In the middle of the 9th century, by order of Count Gatón of El Bierzo, the current La Bañeza location was born formed from two different population centres. San Pedro de Périx founded one with the population of Pereje (Bierzo), another one with Mozarabs coming from Cordoba was settled around San Salvador, calling that habitat Bani Eiza which means place belonging to the descendants of Jesus. From the fusion of Cordovan Mozarabs and Bercians, the essence of openness and cosmopolitan nature of La Bañeza would be born as well as its first market and two parishes: San Pedro, which would eventually move to Santa Maria and San Salvador, which, as a family monastery, would be offered to the Bishop San Genadio in the early tenth century.

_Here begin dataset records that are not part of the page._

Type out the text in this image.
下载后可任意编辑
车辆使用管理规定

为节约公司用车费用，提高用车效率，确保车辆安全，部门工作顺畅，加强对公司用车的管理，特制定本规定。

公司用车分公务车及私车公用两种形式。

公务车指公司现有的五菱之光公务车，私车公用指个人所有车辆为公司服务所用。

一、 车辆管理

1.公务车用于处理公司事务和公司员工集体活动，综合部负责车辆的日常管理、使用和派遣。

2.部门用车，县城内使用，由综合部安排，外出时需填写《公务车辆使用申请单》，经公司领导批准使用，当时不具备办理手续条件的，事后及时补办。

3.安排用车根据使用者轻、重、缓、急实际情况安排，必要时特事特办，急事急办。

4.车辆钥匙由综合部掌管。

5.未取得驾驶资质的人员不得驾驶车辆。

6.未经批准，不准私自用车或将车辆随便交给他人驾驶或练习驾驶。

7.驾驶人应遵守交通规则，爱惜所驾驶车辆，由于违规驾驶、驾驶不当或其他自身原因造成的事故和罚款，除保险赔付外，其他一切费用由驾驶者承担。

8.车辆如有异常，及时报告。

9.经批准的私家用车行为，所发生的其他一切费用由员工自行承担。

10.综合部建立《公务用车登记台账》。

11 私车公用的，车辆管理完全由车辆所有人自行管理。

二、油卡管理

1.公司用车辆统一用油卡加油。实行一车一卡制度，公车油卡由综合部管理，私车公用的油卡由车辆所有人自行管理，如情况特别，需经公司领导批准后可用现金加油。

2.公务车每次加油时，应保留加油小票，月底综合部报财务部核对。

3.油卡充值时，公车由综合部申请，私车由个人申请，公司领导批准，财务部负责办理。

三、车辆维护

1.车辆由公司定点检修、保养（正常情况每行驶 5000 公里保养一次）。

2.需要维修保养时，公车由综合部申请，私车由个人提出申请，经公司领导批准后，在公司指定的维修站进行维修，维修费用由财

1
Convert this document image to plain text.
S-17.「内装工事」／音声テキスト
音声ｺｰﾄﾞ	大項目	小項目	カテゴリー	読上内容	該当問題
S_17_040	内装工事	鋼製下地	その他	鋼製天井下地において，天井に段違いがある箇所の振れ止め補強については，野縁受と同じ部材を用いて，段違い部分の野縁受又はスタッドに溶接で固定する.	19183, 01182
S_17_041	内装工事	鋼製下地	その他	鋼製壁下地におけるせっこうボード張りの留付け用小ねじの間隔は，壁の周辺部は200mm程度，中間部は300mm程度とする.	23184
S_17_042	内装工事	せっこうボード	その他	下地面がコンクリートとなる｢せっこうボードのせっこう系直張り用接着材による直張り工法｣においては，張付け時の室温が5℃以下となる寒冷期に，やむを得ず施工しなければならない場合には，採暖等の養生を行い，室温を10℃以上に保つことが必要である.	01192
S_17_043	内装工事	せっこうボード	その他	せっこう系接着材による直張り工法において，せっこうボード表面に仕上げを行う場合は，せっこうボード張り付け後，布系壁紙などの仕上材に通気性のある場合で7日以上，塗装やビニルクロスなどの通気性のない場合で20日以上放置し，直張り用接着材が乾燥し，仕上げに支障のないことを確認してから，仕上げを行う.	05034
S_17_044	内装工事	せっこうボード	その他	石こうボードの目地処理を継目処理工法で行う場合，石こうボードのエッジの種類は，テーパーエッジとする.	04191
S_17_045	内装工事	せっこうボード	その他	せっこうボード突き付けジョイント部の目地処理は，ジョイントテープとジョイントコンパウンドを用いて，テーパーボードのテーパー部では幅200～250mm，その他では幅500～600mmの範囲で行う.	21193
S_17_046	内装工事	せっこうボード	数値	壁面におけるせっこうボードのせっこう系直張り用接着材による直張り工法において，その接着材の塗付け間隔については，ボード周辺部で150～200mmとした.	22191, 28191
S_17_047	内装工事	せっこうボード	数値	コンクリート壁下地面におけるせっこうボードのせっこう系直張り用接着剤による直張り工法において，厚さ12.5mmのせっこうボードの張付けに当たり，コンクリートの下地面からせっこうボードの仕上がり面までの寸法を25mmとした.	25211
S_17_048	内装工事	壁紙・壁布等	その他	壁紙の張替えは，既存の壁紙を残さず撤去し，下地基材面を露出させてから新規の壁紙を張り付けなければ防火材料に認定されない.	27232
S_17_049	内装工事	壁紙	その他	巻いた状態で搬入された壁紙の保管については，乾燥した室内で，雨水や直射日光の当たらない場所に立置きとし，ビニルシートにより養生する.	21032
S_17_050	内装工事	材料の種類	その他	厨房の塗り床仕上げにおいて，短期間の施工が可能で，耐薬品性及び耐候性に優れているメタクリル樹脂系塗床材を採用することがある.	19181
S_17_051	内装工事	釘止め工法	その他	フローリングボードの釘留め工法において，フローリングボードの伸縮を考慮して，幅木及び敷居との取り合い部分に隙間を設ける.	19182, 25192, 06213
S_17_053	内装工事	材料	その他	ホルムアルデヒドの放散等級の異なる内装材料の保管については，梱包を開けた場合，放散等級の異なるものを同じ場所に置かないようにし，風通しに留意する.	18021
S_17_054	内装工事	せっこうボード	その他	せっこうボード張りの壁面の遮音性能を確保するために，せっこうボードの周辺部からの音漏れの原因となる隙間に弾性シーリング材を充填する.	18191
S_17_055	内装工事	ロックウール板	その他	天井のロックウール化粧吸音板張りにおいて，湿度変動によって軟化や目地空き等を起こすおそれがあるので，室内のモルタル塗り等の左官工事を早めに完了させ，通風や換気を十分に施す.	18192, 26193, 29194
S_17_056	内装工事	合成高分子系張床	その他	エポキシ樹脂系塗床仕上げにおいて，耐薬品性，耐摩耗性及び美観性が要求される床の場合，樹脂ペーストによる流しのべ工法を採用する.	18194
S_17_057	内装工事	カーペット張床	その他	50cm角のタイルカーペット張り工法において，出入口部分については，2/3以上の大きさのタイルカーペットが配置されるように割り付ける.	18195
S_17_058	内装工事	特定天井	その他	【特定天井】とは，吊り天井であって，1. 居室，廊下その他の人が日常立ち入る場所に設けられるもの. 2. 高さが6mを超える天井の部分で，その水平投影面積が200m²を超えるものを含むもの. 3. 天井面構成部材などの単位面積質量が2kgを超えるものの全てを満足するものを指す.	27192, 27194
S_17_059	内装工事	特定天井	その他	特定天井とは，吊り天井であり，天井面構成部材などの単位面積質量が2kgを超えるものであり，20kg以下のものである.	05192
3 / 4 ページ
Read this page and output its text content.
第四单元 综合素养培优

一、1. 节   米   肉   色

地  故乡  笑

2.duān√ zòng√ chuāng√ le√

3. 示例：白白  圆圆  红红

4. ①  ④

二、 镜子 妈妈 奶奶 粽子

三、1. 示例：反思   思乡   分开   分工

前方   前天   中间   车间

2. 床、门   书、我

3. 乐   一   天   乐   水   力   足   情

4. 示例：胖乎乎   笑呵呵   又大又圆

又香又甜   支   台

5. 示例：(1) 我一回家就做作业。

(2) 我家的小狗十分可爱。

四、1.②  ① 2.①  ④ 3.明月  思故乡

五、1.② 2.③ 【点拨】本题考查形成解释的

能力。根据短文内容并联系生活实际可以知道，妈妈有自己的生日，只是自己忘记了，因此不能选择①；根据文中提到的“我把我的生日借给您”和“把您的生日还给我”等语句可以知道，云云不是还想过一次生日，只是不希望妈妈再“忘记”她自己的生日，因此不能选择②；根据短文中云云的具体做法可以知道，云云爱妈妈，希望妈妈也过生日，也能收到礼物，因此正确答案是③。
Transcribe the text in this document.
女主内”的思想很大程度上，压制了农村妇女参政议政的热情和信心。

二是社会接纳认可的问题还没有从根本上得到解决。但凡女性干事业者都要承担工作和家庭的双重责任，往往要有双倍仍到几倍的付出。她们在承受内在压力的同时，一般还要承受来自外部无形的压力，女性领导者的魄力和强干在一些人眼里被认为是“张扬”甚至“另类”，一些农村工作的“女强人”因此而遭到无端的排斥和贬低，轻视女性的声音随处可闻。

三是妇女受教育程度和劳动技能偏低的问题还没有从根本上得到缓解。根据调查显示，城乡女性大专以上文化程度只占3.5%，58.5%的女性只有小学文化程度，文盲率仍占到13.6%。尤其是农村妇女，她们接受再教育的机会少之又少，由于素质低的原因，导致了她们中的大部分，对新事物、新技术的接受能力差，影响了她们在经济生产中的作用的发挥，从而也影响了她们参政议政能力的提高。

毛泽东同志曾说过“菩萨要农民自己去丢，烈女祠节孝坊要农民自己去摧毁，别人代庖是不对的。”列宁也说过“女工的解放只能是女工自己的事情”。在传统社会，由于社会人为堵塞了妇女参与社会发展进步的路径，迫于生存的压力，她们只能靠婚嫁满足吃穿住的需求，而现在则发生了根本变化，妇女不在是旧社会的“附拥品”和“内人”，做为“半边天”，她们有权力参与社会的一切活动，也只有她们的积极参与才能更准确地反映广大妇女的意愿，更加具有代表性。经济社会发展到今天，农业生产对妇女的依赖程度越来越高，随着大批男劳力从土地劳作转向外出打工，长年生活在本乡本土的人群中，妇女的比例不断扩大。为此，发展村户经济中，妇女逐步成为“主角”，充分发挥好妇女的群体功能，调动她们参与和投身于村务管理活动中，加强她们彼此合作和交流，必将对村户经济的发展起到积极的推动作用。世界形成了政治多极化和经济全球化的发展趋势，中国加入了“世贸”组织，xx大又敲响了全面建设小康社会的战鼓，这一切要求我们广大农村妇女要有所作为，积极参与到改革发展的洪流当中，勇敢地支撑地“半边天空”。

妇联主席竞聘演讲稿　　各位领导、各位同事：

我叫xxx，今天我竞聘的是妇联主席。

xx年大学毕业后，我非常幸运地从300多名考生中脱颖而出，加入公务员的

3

At the end of this century, Al-Mansur's troops destroyed the monastery, which would be recovered at the beginning of the 11th century and again offered to the episcopate. The subsequent peace and its location on the Via de la Plata, one of the historic Pilgrimage Roads to Santiago de Compostela, marks part of its vital essence.
But above all, the medieval history of La Bañeza is the forging of its commercial and economic head character of a territory. Its market, famous throughout the Kingdom of León and, after 1230, in the Crown of Castile, is alive and active to this day.
During the modern age, our town was to become the head of the Marquisate with the same name in the hands of the Bazán family. To this prosperous town, merchants, artisans and traders arriving from distant lands of Europe would come, mainly Flemish and French ones specialized in fabrics, one of the most important trades of the town. Seat of the Adelantamiento of the Kingdom of León during part of the seventeenth century, La Bañeza became an active and open reference place of the Crown.
Like other cities, it suffered the consequences of the Napoleonic occupation and the sufferings of the Carlist wars. In the late 19th century, in 1895, it officially received the title of city from the hands of the Queen Regent Maria Christina of Habsburg- Lorraine, on behalf of her son Alfonso XIII.
Today it is a wise city built upon the open and cosmopolitan character of all its people since ancient times. A city that receives people with open arms, a city that is festive, carnival-loving, but also serious and rigorous in business, commercial and active. A city where everybody is welcome.